Strait stared at him as if doing some reassessment. He pulled a long black wallet out of an inside pocket, withdrew a card, and laid it on Carver’s desk. “Gomez contacts you again, call that number and let me know immediately.”

Carver didn’t say he wouldn’t, didn’t say he would.

Didn’t even say good-bye when Strait walked from the office.

10

A
FTER STRAIT HAD LEFT
the office, Carver talked by phone to a Del Moray woman who wanted him to follow her husband to confirm adultery with her teenage sister. She told him she’d be in to see him and make arrangements, but he wasn’t sure if she’d show. There was no telling where an investigation might lead, and who’d be hurt by spilled acid. So that kind of thing usually stayed within a family.

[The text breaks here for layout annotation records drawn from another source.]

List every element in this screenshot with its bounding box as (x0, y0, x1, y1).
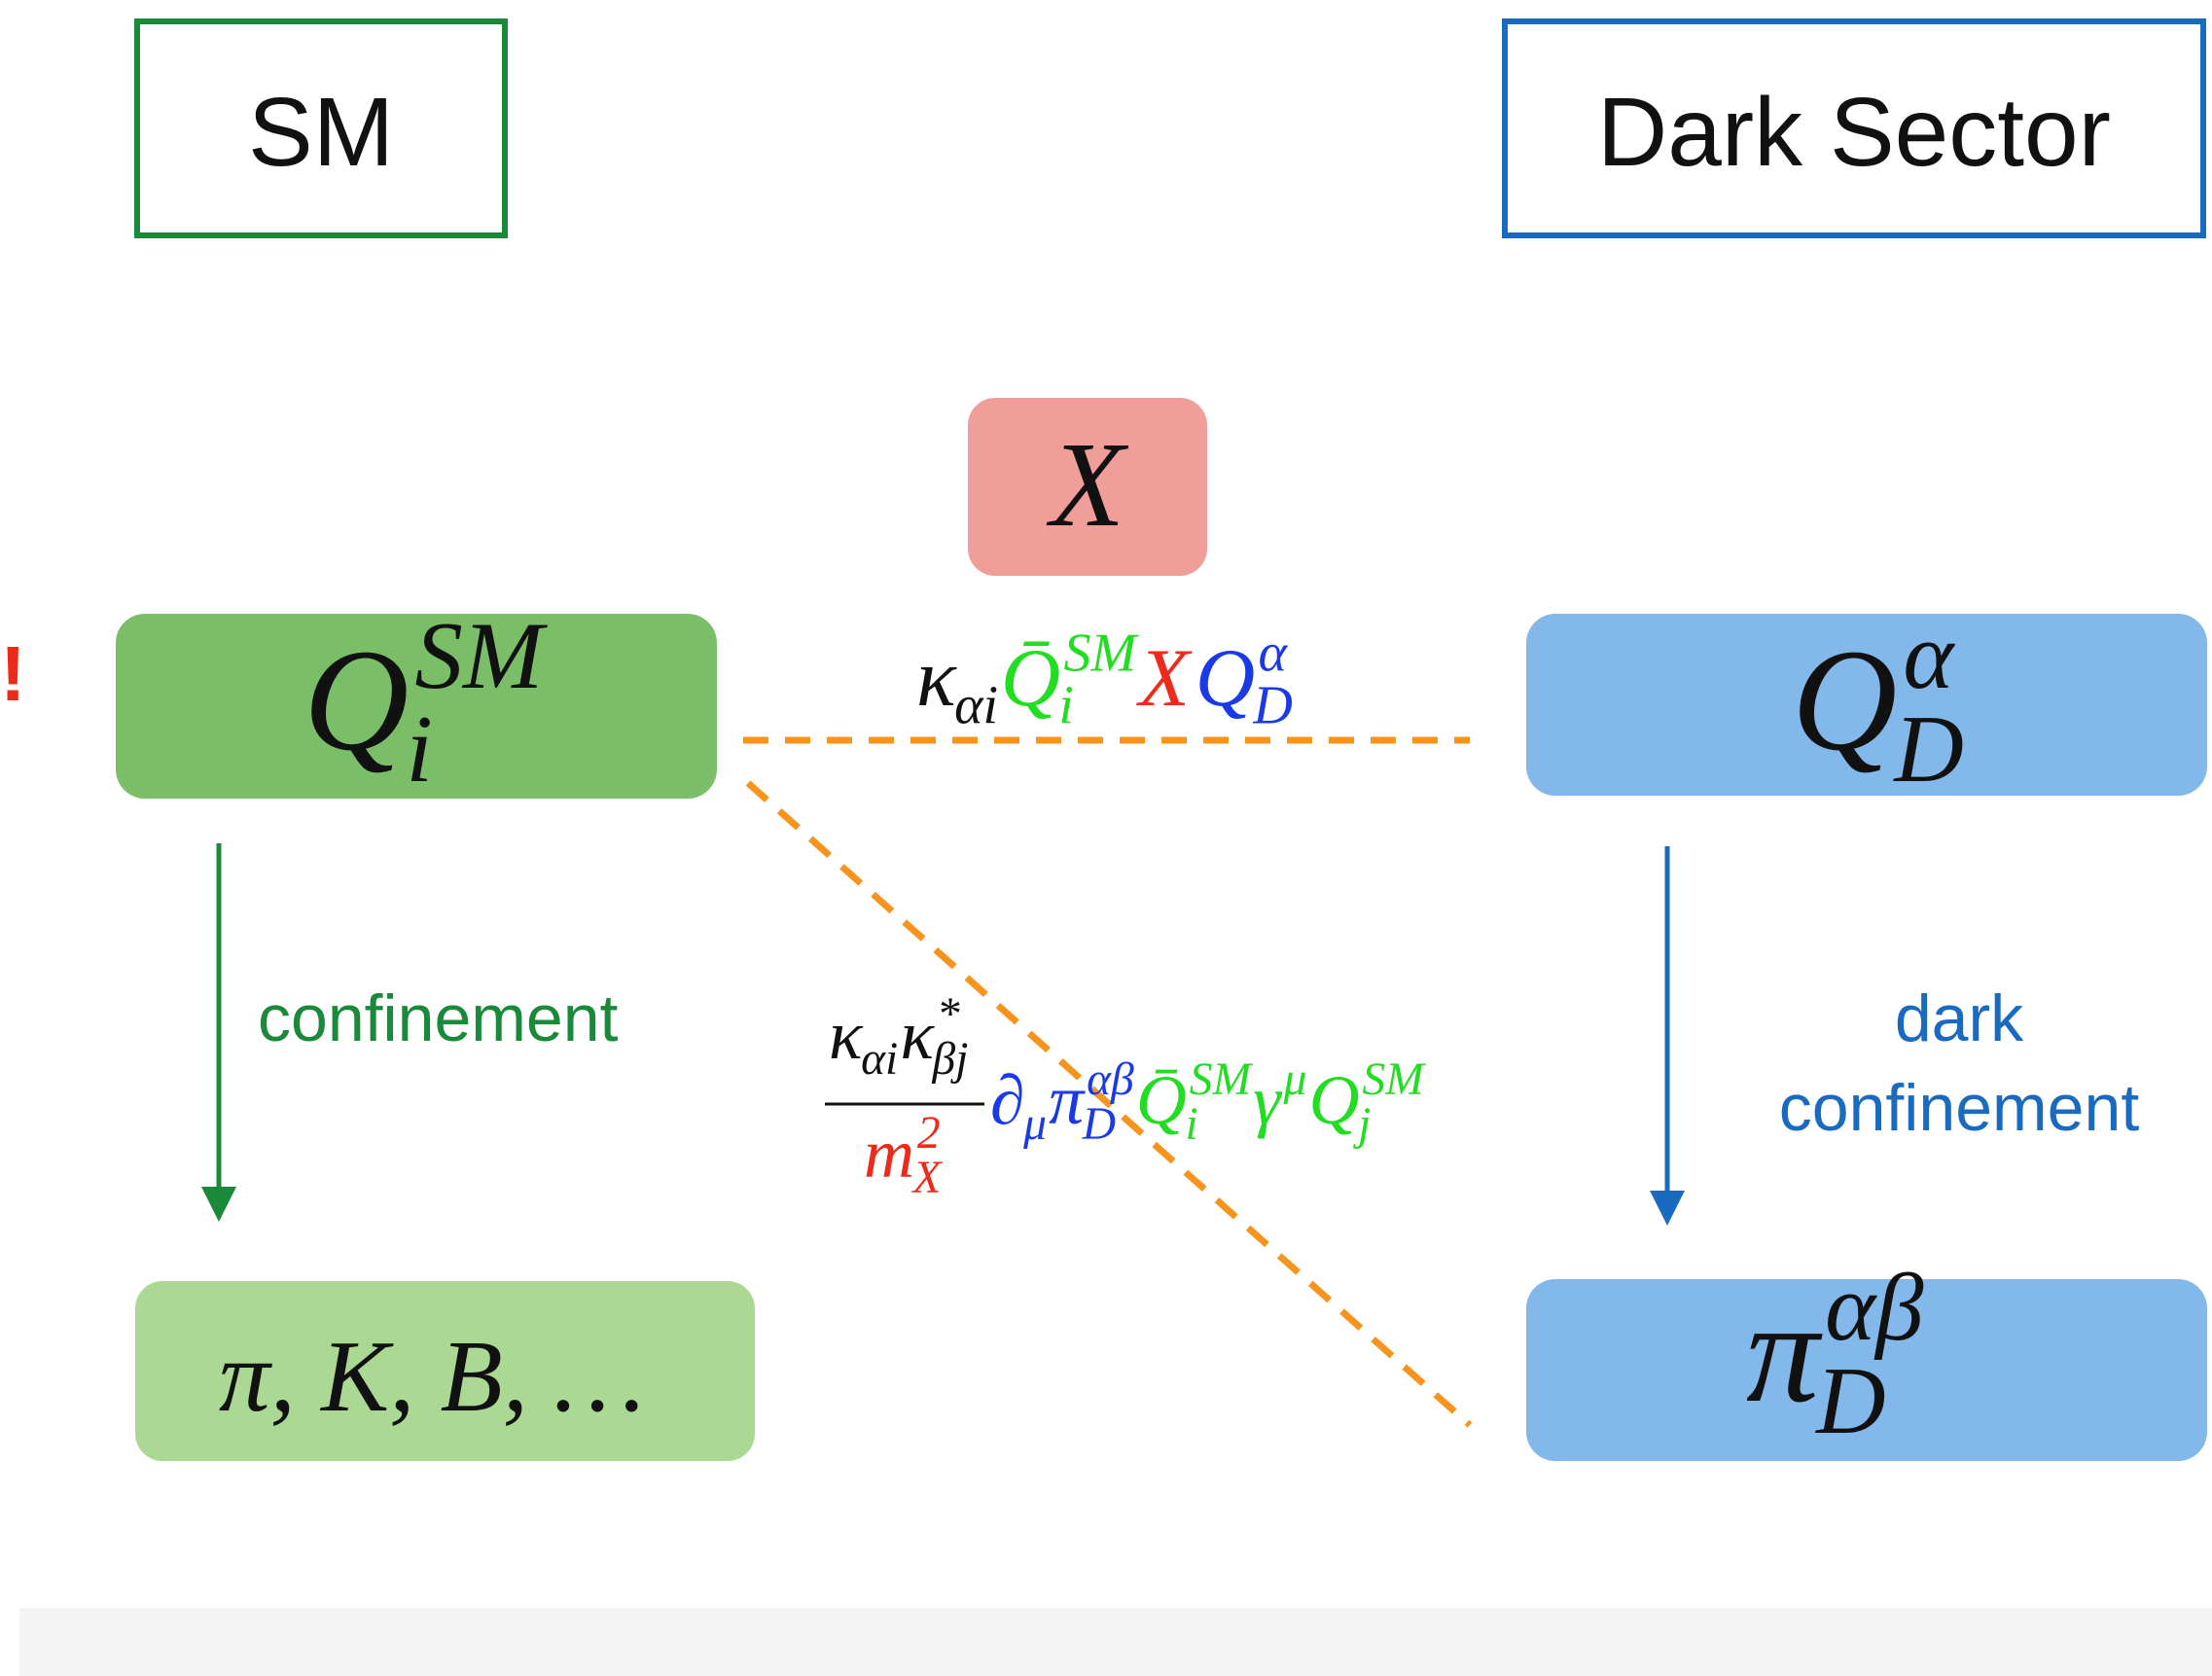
dark-arrow-label: confinement (1779, 1071, 2140, 1145)
math-subscript: αi (954, 676, 998, 736)
math-superscript: αβ (1087, 1054, 1134, 1105)
math-superscript: μ (1283, 1054, 1307, 1105)
dark-pion-box (1526, 1279, 2207, 1461)
math-symbol: κ (900, 996, 935, 1074)
math-symbol: Q (1309, 1061, 1360, 1139)
math-symbol: X (1136, 632, 1193, 724)
math-superscript: α (1258, 623, 1288, 683)
dark-quark-box (1526, 614, 2207, 796)
sm-label: SM (248, 78, 394, 187)
math-subscript: μ (1022, 1099, 1047, 1150)
math-subscript: i (1058, 676, 1074, 736)
dark-arrow-label: dark (1895, 981, 2024, 1055)
math-superscript: SM (414, 603, 549, 709)
sm-arrow-label: confinement (258, 981, 619, 1055)
mediator-box (968, 398, 1207, 576)
math-superscript: α (1903, 603, 1955, 709)
math-superscript: αβ (1825, 1255, 1924, 1361)
math-symbol: π (1746, 1271, 1823, 1433)
sm-quark-box (116, 614, 717, 799)
math-subscript: D (1892, 696, 1964, 802)
sm-box (134, 18, 508, 238)
math-subscript: D (1814, 1348, 1886, 1454)
dark-box (1502, 18, 2206, 238)
math-symbol: γ (1253, 1061, 1282, 1139)
math-symbol: π (1049, 1061, 1086, 1139)
math-symbol: ∂ (990, 1061, 1025, 1139)
dark-arrow-head (1650, 1191, 1685, 1226)
exclaim: ! (0, 630, 26, 717)
bottom-band (19, 1608, 2212, 1676)
mediator: X (1046, 418, 1129, 553)
math-symbol: Q (303, 620, 409, 781)
math-subscript: D (1082, 1099, 1116, 1150)
math-subscript: X (911, 1153, 944, 1203)
math-symbol: κ (916, 632, 957, 724)
math-superscript: * (937, 989, 960, 1040)
dark-label: Dark Sector (1597, 78, 2111, 187)
sm-arrow-head (201, 1187, 236, 1222)
math-superscript: SM (1063, 623, 1139, 683)
math-symbol: κ (829, 996, 864, 1074)
math-superscript: SM (1190, 1054, 1254, 1105)
math-symbol: m (864, 1115, 914, 1193)
math-symbol: Q̄ (1001, 632, 1060, 724)
math-subscript: D (1252, 676, 1293, 736)
math-subscript: βj (932, 1034, 969, 1085)
sm-hadrons: π, K, B, … (219, 1319, 645, 1433)
math-subscript: i (406, 696, 433, 802)
math-subscript: αi (861, 1034, 898, 1085)
math-symbol: Q (1195, 632, 1255, 724)
sm-hadron-box (135, 1281, 755, 1461)
math-superscript: SM (1362, 1054, 1426, 1105)
math-symbol: Q̄ (1136, 1061, 1187, 1139)
math-superscript: 2 (917, 1108, 941, 1159)
math-subscript: i (1185, 1099, 1197, 1150)
operator-line (745, 780, 1473, 1428)
math-symbol: Q (1792, 620, 1897, 781)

Sometimes everything worked out, sometimes it festered and the poison spread.

Carver spent most of the day dunning people who owed him money, the only paperwork he enjoyed.

The hours slipped past and the woman who suspected her husband and sister of having an affair didn’t come into the office. Carver skipped lunch and ate supper alone in Del Moray, and considered driving by Edwina’s to see if she was home. Then he decided against it. He lowered the Olds’s canvas top and drove north along the coast toward his beach cottage, while the sea went from blue to dark green as the sun arced like a slow-motion meteor toward land.

She was waiting inside the cottage, sitting on the small sofa with her legs crossed, wearing a flowered, silky white blouse and white shorts that showed off her tanned thighs. Seeing her there made Carver ache when he thought of losing her. The dependency he’d feared had become fact.

When he leaned on his cane and closed the door behind him, she said, “I thought we oughta talk.”

Carver limped over behind the breakfast counter and opened the refrigerator. He got out a Budweiser and popped the tab, spilling some of the cold, fizzy beer to form a small puddle on the wood floor. Bracing with the cane, he spread the dampness around with the sole of his shoe. He came out from behind the counter and said, “Well, we didn’t do much talking last night.”